Aging & Eroticism
The practice of loving what changes: adapting positions, pacing, lubrication, expectations — with curiosity instead of grief. The capacity for joy doesn't age out; it just asks better questions.
I've been fucking on camera for forty years, and I'm here to tell you: the body changes, and that's not a tragedy — it's the curriculum. When lubrication slows, when erections come and go like tide instead of tsunami, when joints complain about positions that used to be easy, the culture tells you it's over. The culture is wrong. What's actually happening is an invitation to stop performing and start listening. Lube isn't a failure of arousal; it's a tool that lets you keep playing. Pillows under hips, side-lying positions, chairs and sturdy surfaces — these aren't compromises. They're creativity. Slower arousal isn't broken desire; it's desire that knows something about pacing. I've watched men with soft penises give and receive profound pleasure because they stopped chasing hardness and started following sensation. I've watched post-menopausal women discover new kinds of orgasm because they stopped waiting for the wetness they had at twenty and started exploring what's actually here now. The performative stuff — the performative moaning, the performative positions, the performative stamina — that was never the point anyway. What remains when the performance falls away? Attention. Patience.

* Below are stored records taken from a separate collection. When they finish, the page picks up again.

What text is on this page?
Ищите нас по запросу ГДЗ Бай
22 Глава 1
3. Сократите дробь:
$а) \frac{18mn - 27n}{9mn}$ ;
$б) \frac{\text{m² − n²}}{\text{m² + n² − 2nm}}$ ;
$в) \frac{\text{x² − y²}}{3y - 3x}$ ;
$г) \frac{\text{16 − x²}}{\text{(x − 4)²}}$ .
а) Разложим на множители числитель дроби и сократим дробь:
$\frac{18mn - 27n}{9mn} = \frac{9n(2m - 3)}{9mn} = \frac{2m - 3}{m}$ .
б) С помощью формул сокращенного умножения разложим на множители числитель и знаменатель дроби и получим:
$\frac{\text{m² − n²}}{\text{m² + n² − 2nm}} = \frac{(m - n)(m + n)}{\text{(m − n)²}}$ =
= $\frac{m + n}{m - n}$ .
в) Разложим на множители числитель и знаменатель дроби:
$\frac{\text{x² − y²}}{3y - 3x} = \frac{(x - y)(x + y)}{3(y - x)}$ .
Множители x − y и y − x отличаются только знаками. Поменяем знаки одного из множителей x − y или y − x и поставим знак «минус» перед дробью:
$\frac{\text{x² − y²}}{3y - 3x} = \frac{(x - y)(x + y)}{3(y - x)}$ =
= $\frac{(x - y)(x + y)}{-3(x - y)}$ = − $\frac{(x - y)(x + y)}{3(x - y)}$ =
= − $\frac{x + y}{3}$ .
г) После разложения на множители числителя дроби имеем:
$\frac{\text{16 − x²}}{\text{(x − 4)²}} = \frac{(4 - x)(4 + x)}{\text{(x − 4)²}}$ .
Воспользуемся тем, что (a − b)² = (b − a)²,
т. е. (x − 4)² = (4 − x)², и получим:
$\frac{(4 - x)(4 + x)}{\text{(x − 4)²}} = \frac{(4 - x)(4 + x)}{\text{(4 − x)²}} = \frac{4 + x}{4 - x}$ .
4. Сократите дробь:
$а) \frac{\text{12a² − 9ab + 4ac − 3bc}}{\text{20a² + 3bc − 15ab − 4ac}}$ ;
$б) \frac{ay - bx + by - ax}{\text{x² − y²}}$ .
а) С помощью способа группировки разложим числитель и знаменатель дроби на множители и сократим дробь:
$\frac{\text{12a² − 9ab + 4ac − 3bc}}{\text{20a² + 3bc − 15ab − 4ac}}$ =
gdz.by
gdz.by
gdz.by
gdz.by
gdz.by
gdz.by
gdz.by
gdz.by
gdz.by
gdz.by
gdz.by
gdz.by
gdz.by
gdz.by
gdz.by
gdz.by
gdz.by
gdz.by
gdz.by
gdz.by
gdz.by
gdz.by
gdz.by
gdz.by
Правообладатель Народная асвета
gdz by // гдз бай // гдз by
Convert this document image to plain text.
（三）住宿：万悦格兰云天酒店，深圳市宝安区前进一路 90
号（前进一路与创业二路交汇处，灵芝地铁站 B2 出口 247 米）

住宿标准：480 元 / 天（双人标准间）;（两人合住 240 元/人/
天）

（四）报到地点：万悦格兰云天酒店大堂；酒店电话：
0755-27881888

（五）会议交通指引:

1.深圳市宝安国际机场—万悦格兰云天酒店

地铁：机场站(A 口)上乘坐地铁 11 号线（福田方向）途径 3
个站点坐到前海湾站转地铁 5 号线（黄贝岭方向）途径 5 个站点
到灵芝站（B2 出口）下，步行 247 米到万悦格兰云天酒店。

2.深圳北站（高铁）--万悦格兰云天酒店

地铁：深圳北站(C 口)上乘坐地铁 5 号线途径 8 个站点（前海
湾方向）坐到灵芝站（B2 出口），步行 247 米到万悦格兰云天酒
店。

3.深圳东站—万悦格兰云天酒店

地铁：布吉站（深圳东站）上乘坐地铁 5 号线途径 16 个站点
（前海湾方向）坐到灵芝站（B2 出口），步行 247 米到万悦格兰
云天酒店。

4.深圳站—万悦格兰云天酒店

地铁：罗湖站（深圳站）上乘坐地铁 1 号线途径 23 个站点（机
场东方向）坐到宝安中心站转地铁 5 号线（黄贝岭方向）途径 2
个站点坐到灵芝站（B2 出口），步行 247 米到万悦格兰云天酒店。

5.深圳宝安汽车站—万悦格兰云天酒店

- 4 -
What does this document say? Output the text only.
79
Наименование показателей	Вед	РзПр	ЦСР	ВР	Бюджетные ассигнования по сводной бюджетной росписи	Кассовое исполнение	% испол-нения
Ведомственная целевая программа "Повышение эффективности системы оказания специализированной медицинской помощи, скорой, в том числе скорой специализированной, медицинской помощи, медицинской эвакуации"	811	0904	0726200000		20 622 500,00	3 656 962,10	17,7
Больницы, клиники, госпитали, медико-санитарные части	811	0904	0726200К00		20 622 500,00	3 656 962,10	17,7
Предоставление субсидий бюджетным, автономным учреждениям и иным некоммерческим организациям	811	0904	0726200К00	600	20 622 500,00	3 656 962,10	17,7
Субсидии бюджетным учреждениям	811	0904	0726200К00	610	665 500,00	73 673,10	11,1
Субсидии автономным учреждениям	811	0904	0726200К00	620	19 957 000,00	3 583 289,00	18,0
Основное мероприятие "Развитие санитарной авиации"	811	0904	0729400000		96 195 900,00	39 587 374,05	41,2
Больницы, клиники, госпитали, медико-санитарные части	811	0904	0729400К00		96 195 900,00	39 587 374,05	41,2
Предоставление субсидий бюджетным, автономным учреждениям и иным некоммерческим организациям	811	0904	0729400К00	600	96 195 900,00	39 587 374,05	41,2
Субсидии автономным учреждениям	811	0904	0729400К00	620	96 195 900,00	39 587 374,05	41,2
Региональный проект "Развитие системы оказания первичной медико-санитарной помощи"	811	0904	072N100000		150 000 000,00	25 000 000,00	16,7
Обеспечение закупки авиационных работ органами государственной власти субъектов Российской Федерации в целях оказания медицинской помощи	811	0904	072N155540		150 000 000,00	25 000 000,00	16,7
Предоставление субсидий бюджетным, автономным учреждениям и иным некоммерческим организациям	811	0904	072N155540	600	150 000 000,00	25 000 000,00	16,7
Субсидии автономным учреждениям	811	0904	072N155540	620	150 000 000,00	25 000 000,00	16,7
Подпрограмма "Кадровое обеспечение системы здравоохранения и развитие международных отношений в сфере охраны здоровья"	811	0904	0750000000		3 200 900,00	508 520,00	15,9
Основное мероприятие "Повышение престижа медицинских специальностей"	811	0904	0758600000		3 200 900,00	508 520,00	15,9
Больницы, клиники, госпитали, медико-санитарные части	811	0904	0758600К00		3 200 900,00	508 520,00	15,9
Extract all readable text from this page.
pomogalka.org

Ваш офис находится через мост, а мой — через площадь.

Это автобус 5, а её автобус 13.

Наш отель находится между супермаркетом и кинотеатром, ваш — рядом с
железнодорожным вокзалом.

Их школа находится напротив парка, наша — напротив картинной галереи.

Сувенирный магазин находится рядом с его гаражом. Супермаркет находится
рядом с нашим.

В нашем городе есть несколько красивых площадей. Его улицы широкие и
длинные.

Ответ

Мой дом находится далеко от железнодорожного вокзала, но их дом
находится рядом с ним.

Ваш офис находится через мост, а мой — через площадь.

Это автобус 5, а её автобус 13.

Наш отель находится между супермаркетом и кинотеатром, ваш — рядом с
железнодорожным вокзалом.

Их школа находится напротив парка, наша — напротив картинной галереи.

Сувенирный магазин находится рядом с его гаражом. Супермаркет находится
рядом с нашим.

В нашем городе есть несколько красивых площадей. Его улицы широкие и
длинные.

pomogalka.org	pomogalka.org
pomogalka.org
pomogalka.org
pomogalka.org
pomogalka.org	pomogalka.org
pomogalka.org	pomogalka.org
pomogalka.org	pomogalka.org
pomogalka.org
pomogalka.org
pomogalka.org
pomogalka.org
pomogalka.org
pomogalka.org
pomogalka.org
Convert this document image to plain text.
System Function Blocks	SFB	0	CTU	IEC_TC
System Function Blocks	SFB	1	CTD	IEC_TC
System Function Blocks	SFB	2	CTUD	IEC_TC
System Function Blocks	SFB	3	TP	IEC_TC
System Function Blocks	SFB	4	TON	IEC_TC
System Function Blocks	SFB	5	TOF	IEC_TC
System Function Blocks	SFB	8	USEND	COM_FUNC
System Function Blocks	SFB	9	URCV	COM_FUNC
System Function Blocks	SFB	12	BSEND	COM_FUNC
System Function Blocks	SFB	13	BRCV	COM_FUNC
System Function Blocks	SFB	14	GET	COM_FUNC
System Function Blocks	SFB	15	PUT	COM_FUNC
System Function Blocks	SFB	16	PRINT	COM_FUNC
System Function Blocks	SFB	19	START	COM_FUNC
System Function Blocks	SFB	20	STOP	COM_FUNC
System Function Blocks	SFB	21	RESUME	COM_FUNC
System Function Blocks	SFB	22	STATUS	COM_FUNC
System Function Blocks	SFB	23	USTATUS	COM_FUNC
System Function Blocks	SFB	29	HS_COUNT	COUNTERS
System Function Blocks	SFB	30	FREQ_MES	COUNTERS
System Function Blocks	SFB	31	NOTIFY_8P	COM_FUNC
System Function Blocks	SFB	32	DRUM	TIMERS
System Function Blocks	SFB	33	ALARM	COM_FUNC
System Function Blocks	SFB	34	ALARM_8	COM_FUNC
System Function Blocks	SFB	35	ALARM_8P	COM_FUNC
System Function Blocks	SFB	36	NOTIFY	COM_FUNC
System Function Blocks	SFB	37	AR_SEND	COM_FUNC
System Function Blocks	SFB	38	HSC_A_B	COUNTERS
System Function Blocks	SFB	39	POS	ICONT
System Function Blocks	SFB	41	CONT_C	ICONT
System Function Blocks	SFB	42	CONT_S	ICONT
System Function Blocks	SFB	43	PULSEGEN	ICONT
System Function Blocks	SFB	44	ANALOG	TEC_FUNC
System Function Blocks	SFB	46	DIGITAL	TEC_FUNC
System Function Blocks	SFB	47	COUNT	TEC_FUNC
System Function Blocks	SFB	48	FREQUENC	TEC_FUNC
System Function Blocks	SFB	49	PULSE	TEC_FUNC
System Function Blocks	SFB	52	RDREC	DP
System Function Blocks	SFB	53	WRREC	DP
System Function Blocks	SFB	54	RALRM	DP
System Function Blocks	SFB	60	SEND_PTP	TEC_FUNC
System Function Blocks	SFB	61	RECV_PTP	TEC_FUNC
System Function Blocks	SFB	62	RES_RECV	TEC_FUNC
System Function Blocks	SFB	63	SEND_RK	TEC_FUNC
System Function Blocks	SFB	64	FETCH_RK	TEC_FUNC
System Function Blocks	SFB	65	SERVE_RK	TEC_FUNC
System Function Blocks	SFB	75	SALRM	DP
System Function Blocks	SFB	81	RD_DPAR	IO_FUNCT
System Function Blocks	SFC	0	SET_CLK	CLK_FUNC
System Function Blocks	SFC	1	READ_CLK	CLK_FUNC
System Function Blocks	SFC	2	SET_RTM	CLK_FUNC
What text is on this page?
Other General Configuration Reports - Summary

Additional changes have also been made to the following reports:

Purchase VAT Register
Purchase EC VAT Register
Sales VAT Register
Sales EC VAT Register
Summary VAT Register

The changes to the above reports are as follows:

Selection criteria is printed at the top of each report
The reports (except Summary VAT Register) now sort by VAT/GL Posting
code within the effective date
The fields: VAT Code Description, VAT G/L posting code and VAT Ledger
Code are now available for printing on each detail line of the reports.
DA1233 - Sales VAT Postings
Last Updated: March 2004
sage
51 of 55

The willingness to say "this hurts" or "slower" or "right there" without shame. That's not less erotic. That's more. Wrinkles don't numb nerve endings. Shame does. Grief over the body you had is real — let yourself feel it. But don't mistake grief for the end of the story. Your erotic self isn't behind you. It's right here, in the body you have today, waiting for you to meet it with curiosity instead of criticism. That's not settling. That's sovereignty.